Dr. Irving S. Freeman.
Dr. Irving S. Freeman. One of the pioneer families of Tennessee sent its representatives into Texas back in the ’80s when Dr. W. H. Freeman settled in Denton County. He was born in Macon County, Tennessee, in 1855, and went to Denton County in 1884, the following year moving on to Cook County, Texas. There he engaged in the practice of his profession and also conducted a drug store in the Town of Era, where he settled. In 1901 the doctor withdrew from professional activities, moved to Floyd County, Texas, and there engaged in the real estate and loan business. Four years later he came to Cordell, Oklahoma. He is now retired from business, though he owns several alfalfa farms in Floyd County, Texas, and near Rocky, Oklahoma. He is a democrat, and served two terms in the Texas State Legislature in the years 1895-6 and 1897-8. He was county health officer of Floyd County for four years.
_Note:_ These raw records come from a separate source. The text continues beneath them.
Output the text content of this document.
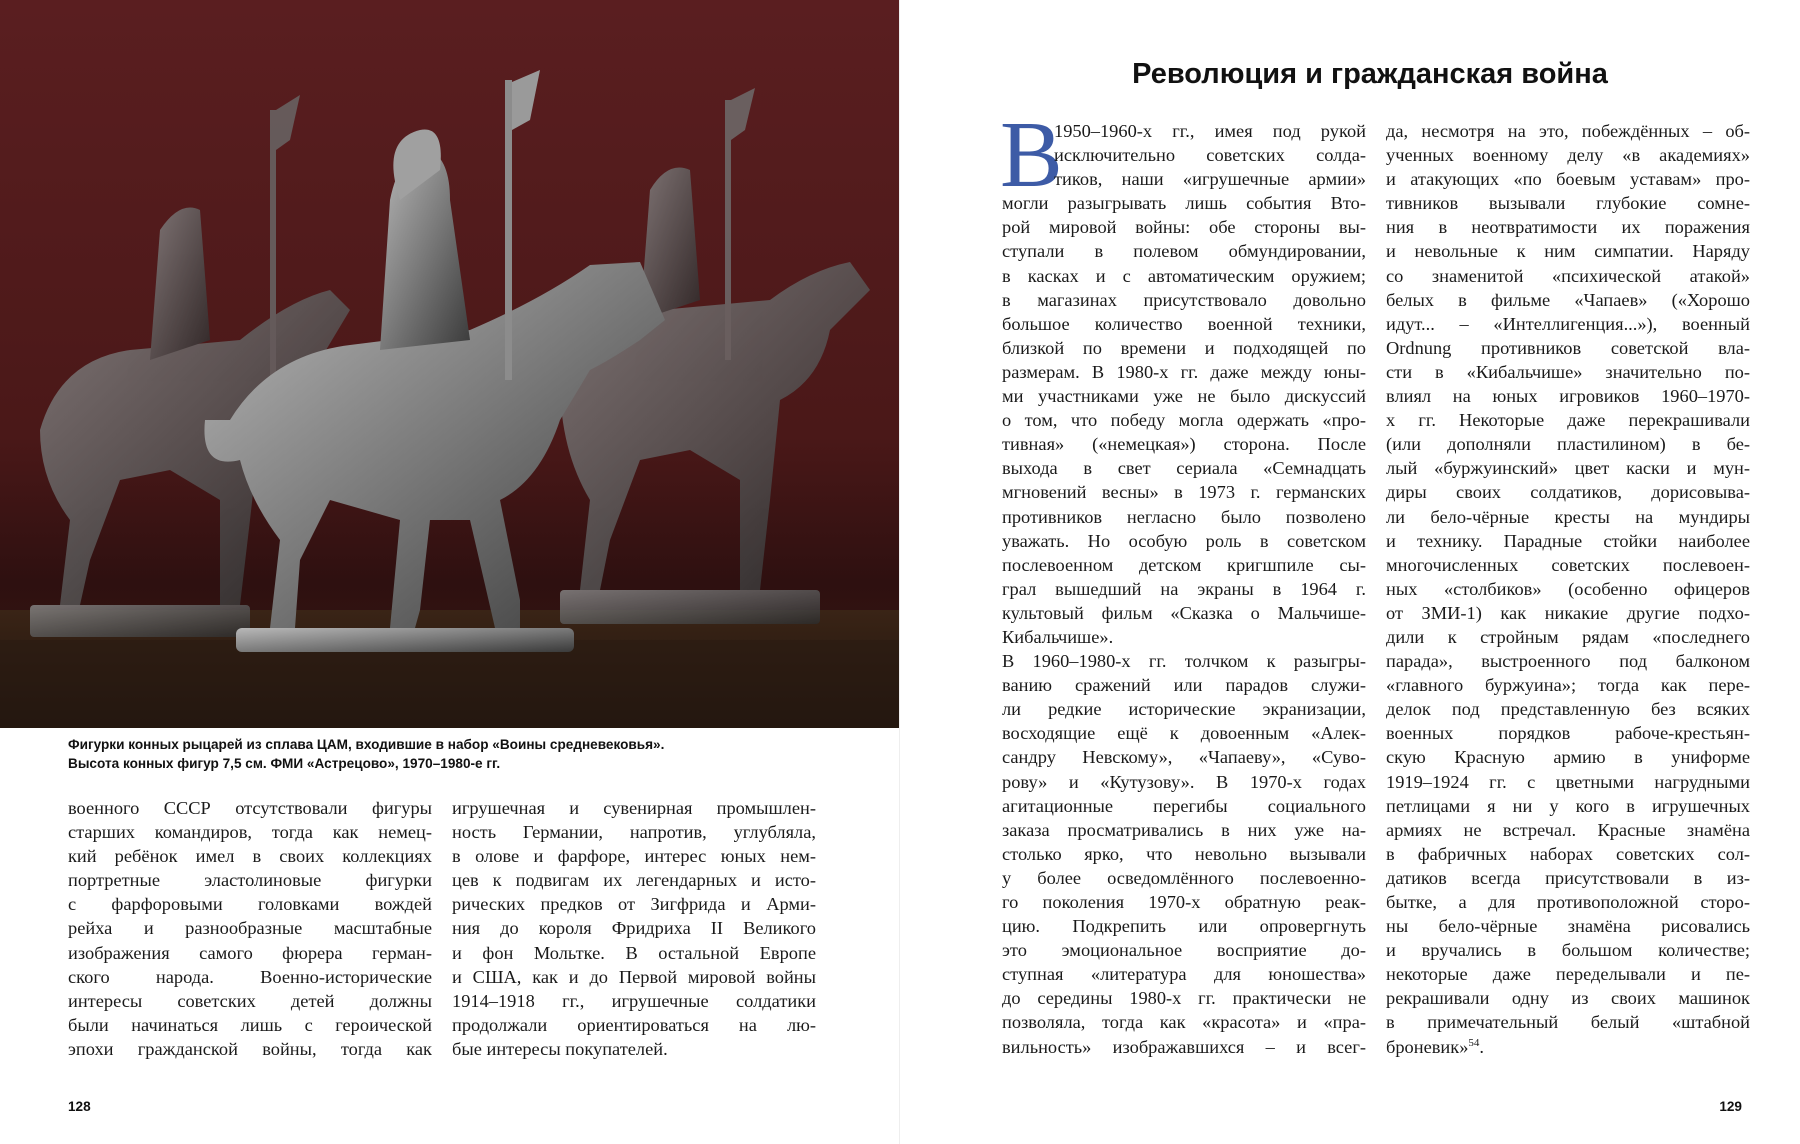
Фигурки конных рыцарей из сплава ЦАМ, входившие в набор «Воины средневековья».
Высота конных фигур 7,5 см. ФМИ «Астрецово», 1970–1980-е гг.
военного СССР отсутствовали фигуры
старших командиров, тогда как немец-
кий ребёнок имел в своих коллекциях
портретные эластолиновые фигурки
с фарфоровыми головками вождей
рейха и разнообразные масштабные
изображения самого фюрера герман-
ского народа. Военно-исторические
интересы советских детей должны
были начинаться лишь с героической
эпохи гражданской войны, тогда как
игрушечная и сувенирная промышлен-
ность Германии, напротив, углубляла,
в олове и фарфоре, интерес юных нем-
цев к подвигам их легендарных и исто-
рических предков от Зигфрида и Арми-
ния до короля Фридриха II Великого
и фон Мольтке. В остальной Европе
и США, как и до Первой мировой войны
1914–1918 гг., игрушечные солдатики
продолжали ориентироваться на лю-
бые интересы покупателей.
128
Революция и гражданская война
В
1950–1960-х гг., имея под рукой
исключительно советских солда-
тиков, наши «игрушечные армии»
могли разыгрывать лишь события Вто-
рой мировой войны: обе стороны вы-
ступали в полевом обмундировании,
в касках и с автоматическим оружием;
в магазинах присутствовало довольно
большое количество военной техники,
близкой по времени и подходящей по
размерам. В 1980-х гг. даже между юны-
ми участниками уже не было дискуссий
о том, что победу могла одержать «про-
тивная» («немецкая») сторона. После
выхода в свет сериала «Семнадцать
мгновений весны» в 1973 г. германских
противников негласно было позволено
уважать. Но особую роль в советском
послевоенном детском кригшпиле сы-
грал вышедший на экраны в 1964 г.
культовый фильм «Сказка о Мальчише-
Кибальчише».
В 1960–1980-х гг. толчком к разыгры-
ванию сражений или парадов служи-
ли редкие исторические экранизации,
восходящие ещё к довоенным «Алек-
сандру Невскому», «Чапаеву», «Суво-
рову» и «Кутузову». В 1970-х годах
агитационные перегибы социального
заказа просматривались в них уже на-
столько ярко, что невольно вызывали
у более осведомлённого послевоенно-
го поколения 1970-х обратную реак-
цию. Подкрепить или опровергнуть
это эмоциональное восприятие до-
ступная «литература для юношества»
до середины 1980-х гг. практически не
позволяла, тогда как «красота» и «пра-
вильность» изображавшихся – и всег-
да, несмотря на это, побеждённых – об-
ученных военному делу «в академиях»
и атакующих «по боевым уставам» про-
тивников вызывали глубокие сомне-
ния в неотвратимости их поражения
и невольные к ним симпатии. Наряду
со знаменитой «психической атакой»
белых в фильме «Чапаев» («Хорошо
идут... – «Интеллигенция...»), военный
Ordnung противников советской вла-
сти в «Кибальчише» значительно по-
влиял на юных игровиков 1960–1970-
х гг. Некоторые даже перекрашивали
(или дополняли пластилином) в бе-
лый «буржуинский» цвет каски и мун-
диры своих солдатиков, дорисовыва-
ли бело-чёрные кресты на мундиры
и технику. Парадные стойки наиболее
многочисленных советских послевоен-
ных «столбиков» (особенно офицеров
от ЗМИ-1) как никакие другие подхо-
дили к стройным рядам «последнего
парада», выстроенного под балконом
«главного буржуина»; тогда как пере-
делок под представленную без всяких
военных порядков рабоче-крестьян-
скую Красную армию в униформе
1919–1924 гг. с цветными нагрудными
петлицами я ни у кого в игрушечных
армиях не встречал. Красные знамёна
в фабричных наборах советских сол-
датиков всегда присутствовали в из-
бытке, а для противоположной сторо-
ны бело-чёрные знамёна рисовались
и вручались в большом количестве;
некоторые даже переделывали и пе-
рекрашивали одну из своих машинок
в примечательный белый «штабной
броневик»$^{54}$.
129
He is a member of the Masons and the Knights of Pythias, and of the Christian Church.
Doctor Freeman married Laura Seagraves, who was born in Macon County, Tennessee, in 1808. Five children were born to them. Eva died at the age of two years. Dr. Irving S. was their second child. Mary died when three years old. Katy, born in 1897, was graduated in the Cordell High School class of 1915. She is now attending the State University at Norman, Oklahoma. Eunice, born in 1899, is a student in the Cordell High School.
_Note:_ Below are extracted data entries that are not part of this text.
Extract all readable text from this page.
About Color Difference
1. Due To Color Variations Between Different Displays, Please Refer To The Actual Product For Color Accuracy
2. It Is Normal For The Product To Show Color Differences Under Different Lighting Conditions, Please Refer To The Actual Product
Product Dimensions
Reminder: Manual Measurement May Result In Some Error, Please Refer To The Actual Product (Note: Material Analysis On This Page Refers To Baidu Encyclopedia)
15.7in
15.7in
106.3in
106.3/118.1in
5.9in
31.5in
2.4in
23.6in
Irving S. Freeman was born in Era, Cook County, Texas, on February 5, 1885. He attended the schools of that county and the Lockney Christian College at Lockney, Tennessee, completing his academic work there in 1904. For two years thereafter he devoted himself to farm life in Floyd County, Texas. He then took a year’s course in pharmaceutics in Texas Christian University at Fort Worth, and in 1906 passed his examinations before the Texas State Board of Pharmacy, receiving his certificate. For a year thereafter he was employed as a pharmacist in Lockney.
In April, 1907, Doctor Freeman came to Oklahoma and was examined before the state board of pharmacy, after which he opened a drug store at Braman, Oklahoma, and was engaged in business there for two years. In 1909 he returned to Fort Worth and entered the medical department of the Texas Christian University once more, and on May 14, 1913, he was graduated with the degree M. D. He was an interne at St. Anthony’s Sanitarium, Amarillo, Texas, for a period of six months, then came to Oklahoma, settling at Texola, and in May, 1914, the Oklahoma Examining Board gave him permission to engage in medical practice in Oklahoma. He remained in Texola a very short time and on February 1, 1914, opened an office in Rocky, where he has since continued in a general medical and surgical practice.
Doctor Freeman is a member of the county, state and medical societies. His politics are democratic and he is a member of the Christian Church. His fraternal affiliations are with the Masons, the Odd Fellows, the Modern Woodmen and the Woodmen of the World. His
Masonic ties are with Rocky Lodge No. 373, Ancient Free and Accepted Masons, and Rocky Chapter 262, Order of the Eastern Star. His college fraternity is the Phi Chi, Chi Iota Chapter.
Doctor Freeman was married on April 27, 1906, in Tonkawa, Oklahoma, to Miss Eva Cook, daughter of C. M. Cook, a locomotive engineer with the Santa Fe for the past thirty years, now residing at Florence, Kansas. One child has been born to Doctor and Mrs. Freeman,– Wilmat, born August 29, 1911.